At the Lally School’s annual celebration to recognize the William F. Glaser ’53 Entrepreneur of the Year, the event included a talk by the honoree. Paul Bleicher ’76, CEO of OptumLabs, was this year’s recipient. He heads an innovative company looking to promote collaboration across the health care industry in data, analytics, and research to encourage the emergence of solutions that are not possible when these entities remain separate.
I am tempted to say that Paul’s story typified previous honorees in that, like them, he turned an idea into a thriving business. But that would trivialize the extraordinary nature of his accomplishments because they were by no means ‘typical’ of entrepreneurial endeavor. We honor particular entrepreneurs exactly because they have driven their companies to unusual levels of success despite the long odds against them.

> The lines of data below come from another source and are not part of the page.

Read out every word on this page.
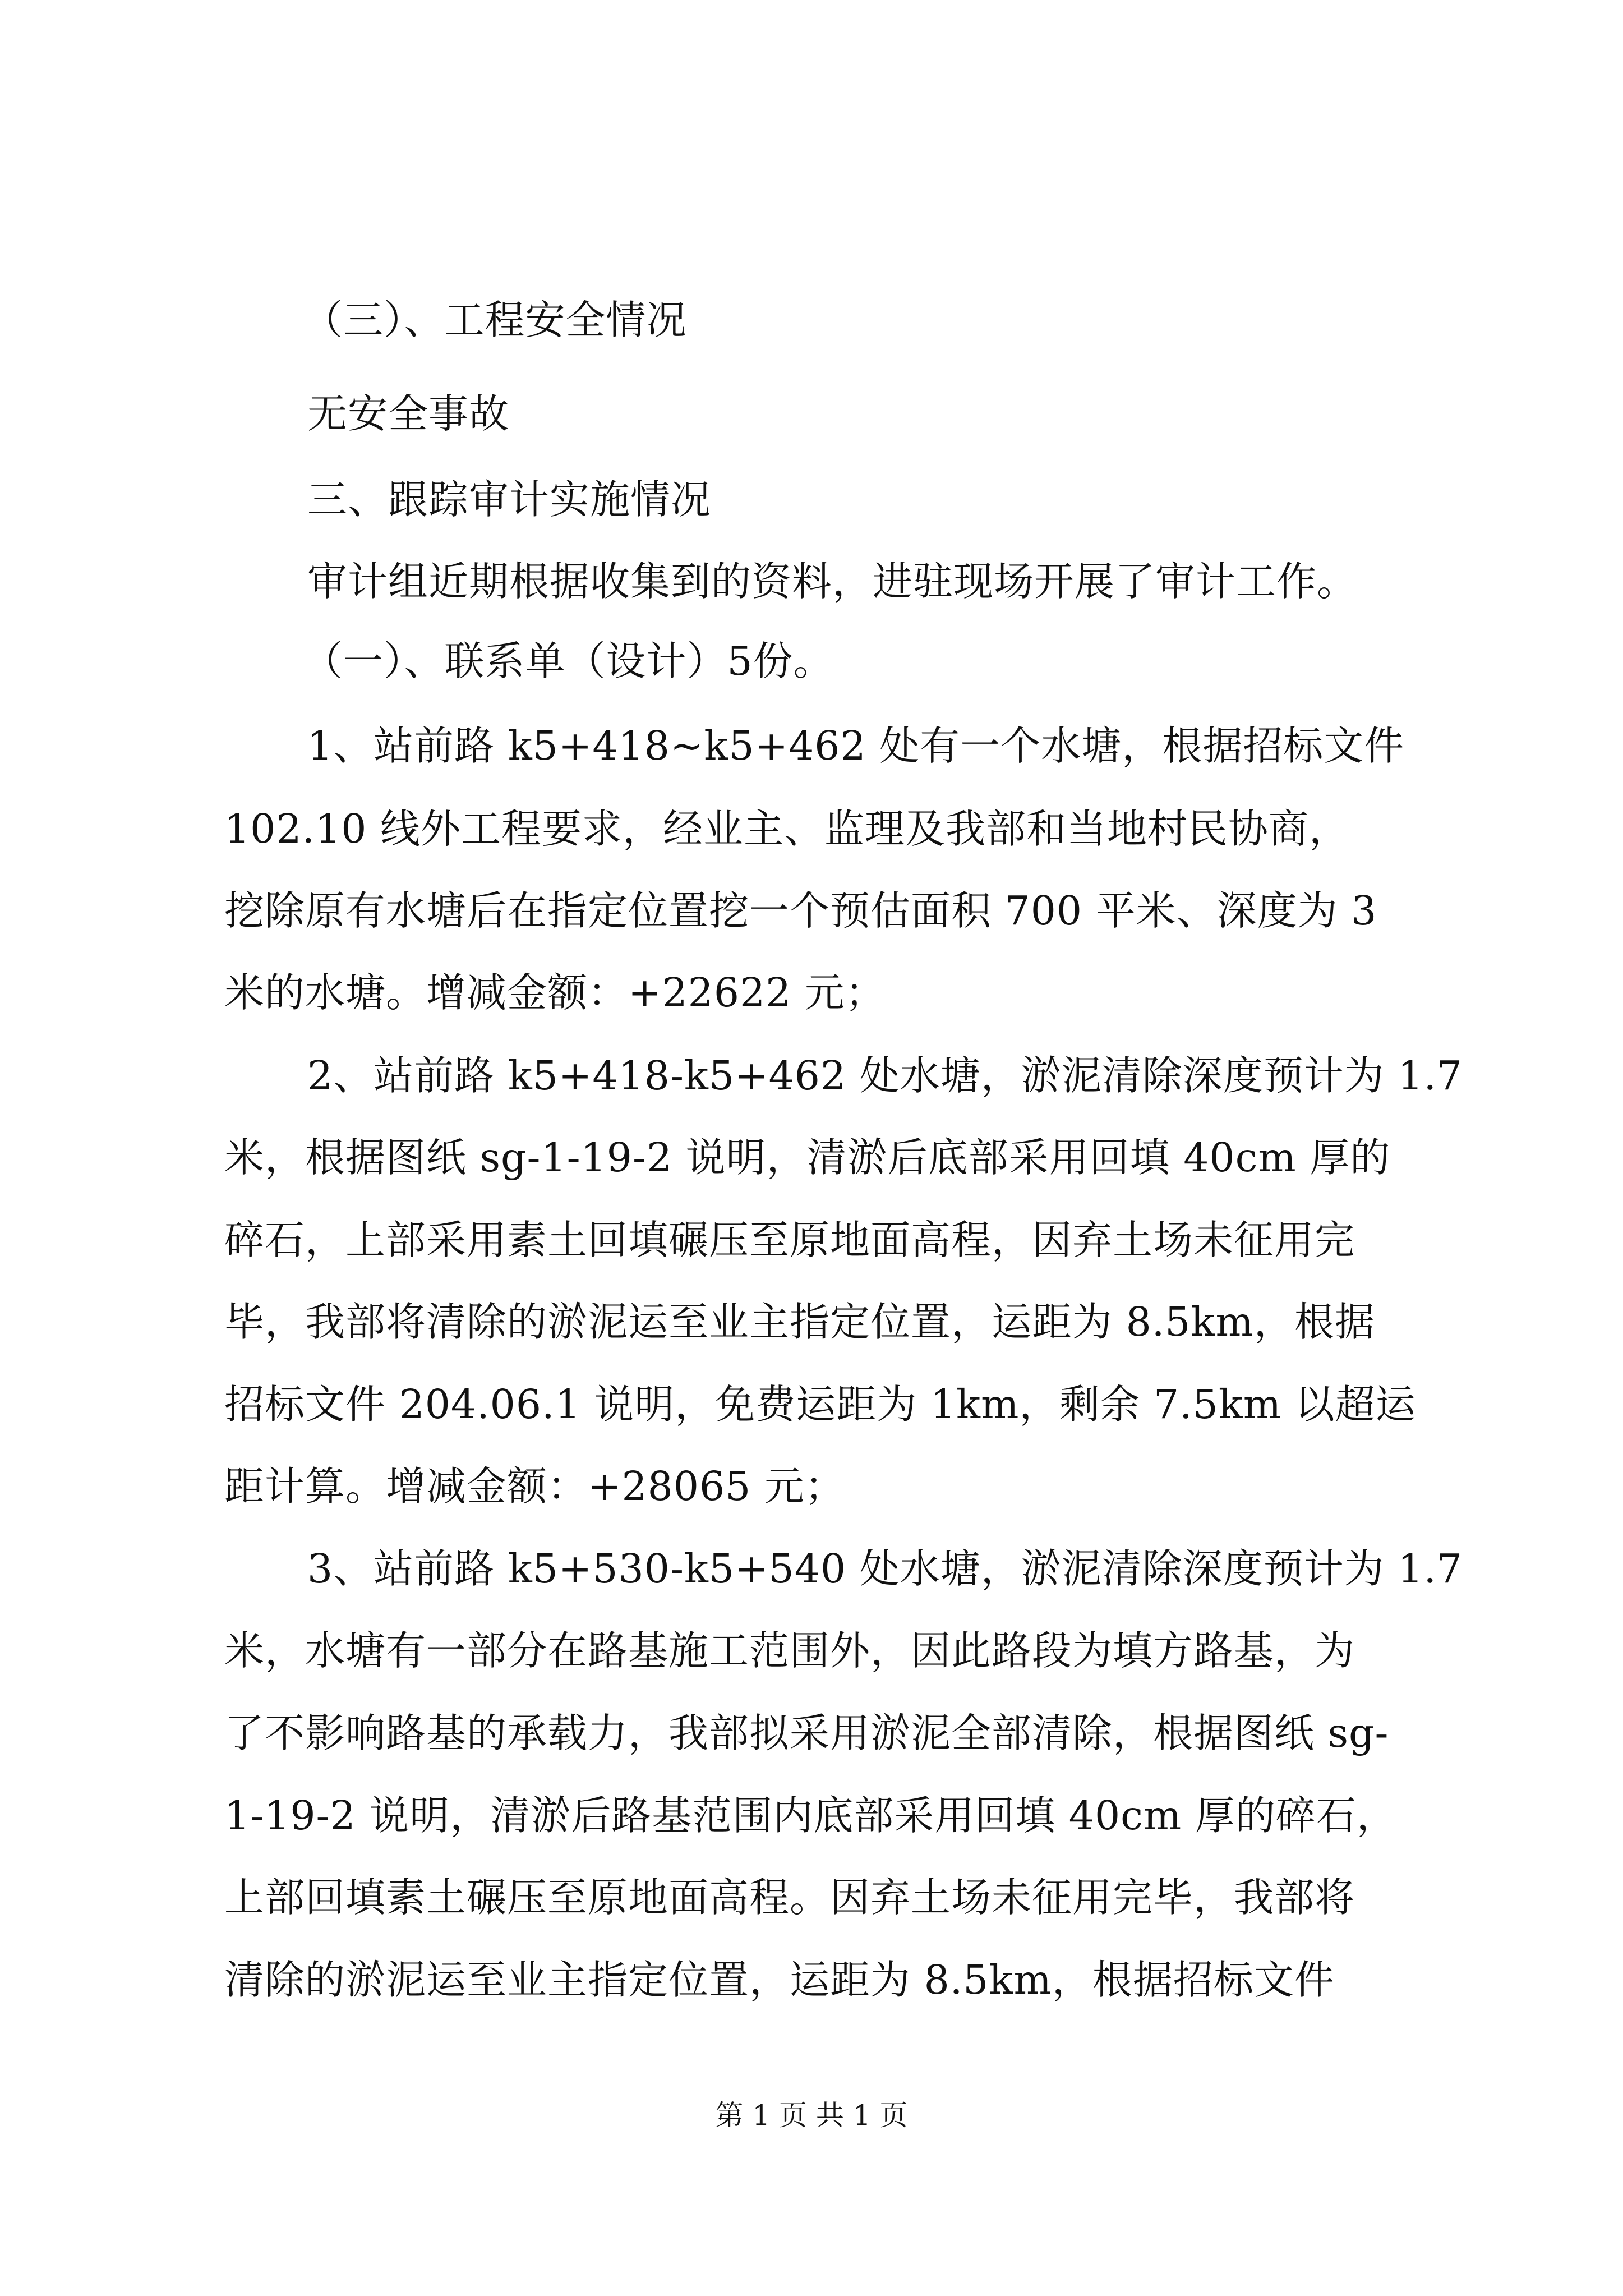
（三）、工程安全情况
无安全事故
三、跟踪审计实施情况
审计组近期根据收集到的资料，进驻现场开展了审计工作。
（一）、联系单（设计）5份。
1、站前路 k5+418~k5+462 处有一个水塘，根据招标文件
102.10 线外工程要求，经业主、监理及我部和当地村民协商，
挖除原有水塘后在指定位置挖一个预估面积 700 平米、深度为 3
米的水塘。增减金额：+22622 元；
2、站前路 k5+418-k5+462 处水塘，淤泥清除深度预计为 1.7
米，根据图纸 sg-1-19-2 说明，清淤后底部采用回填 40cm 厚的
碎石，上部采用素土回填碾压至原地面高程，因弃土场未征用完
毕，我部将清除的淤泥运至业主指定位置，运距为 8.5km，根据
招标文件 204.06.1 说明，免费运距为 1km，剩余 7.5km 以超运
距计算。增减金额：+28065 元；
3、站前路 k5+530-k5+540 处水塘，淤泥清除深度预计为 1.7
米，水塘有一部分在路基施工范围外，因此路段为填方路基，为
了不影响路基的承载力，我部拟采用淤泥全部清除，根据图纸 sg-
1-19-2 说明，清淤后路基范围内底部采用回填 40cm 厚的碎石，
上部回填素土碾压至原地面高程。因弃土场未征用完毕，我部将
清除的淤泥运至业主指定位置，运距为 8.5km，根据招标文件
第 1 页 共 1 页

We may not know the exact percentage of new business launches that fail, but we know it is large. Those of us who study the entrepreneurial process are staunch admirers of successful founders because we see the many hurdles they must overcome to achieve sustainable success. Just a handful of hurdles include honing the idea for the business, finding initial financing, locating suitable space, enlisting others in the cause, either as supporters, co-founders, or employees, conveying their vision, developing the product or service, prototyping, targeting an initial market and attracting potential customers, securing the right equipment, selling, scaling from trial runs and pilot testing to full production or delivery, identifying sources of longer-term financing, and negotiating, negotiating, and more negotiating to take each of these steps effectively when any one of them could kill the business.
The business press dramatizes some of the more spectacular collapses, which carry echoes of Greek tragedy. Like a Greek tragedy, despite different industries, actors, locations, and situational challenges, the tragic pattern repeats: a business catches on, roars ahead with rapid growth, and the glories of triumph roll in. But the founders have a blind spot that inevitably leads to their demise. Just like the Greeks, the protagonists’ fatal flaw comes back to haunt them, and the business flames out.

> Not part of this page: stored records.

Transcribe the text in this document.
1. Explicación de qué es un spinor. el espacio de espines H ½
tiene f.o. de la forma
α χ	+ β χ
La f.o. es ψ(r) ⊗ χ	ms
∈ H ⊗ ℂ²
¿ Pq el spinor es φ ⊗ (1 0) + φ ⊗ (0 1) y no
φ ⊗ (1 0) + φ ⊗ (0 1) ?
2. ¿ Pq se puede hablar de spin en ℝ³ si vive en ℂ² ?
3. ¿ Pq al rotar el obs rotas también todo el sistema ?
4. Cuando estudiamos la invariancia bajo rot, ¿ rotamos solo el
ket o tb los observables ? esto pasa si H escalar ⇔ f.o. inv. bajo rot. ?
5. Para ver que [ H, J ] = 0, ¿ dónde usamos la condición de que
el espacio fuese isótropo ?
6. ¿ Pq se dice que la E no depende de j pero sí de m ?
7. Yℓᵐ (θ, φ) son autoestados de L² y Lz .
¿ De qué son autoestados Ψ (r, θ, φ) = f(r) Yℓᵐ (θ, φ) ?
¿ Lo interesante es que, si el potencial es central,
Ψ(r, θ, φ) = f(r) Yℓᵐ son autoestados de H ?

I doubt if many entrepreneurs think of themselves as latter-day incarnations of Oedipus or Achilles, but the theme of their story is as old as literature. Their flaw usually comes from a lack of self-awareness. All the more remarkable then was one part of Paul’s story. Having successfully started a previous company, Phase Forward, he was confronted with the fact that his lack of experience running a technology-based company made him and his company vulnerable to forces they could not foresee. Aware of his own limitations, he acceded to hire a CEO who possessed the experience he lacked.
This situation is classic for entrepreneurs emerging from the initial stages of success and seeking to establish their companies on firmer long-term footing. Many cannot let go. It is their baby, they nursed it to bouncy youthful life, and they want to nurture its continuing growth. They cannot see or refuse to admit that the skills that got them this far are different from those they will need to take the next steps. They cannot accept that skillfully coaching the little league team does not mean they are ready for the big leagues. In this instance, sorry to say, Paul, instead of a tragedy, your story took on the form of a fairy tale, “and they all lived happily ever after.”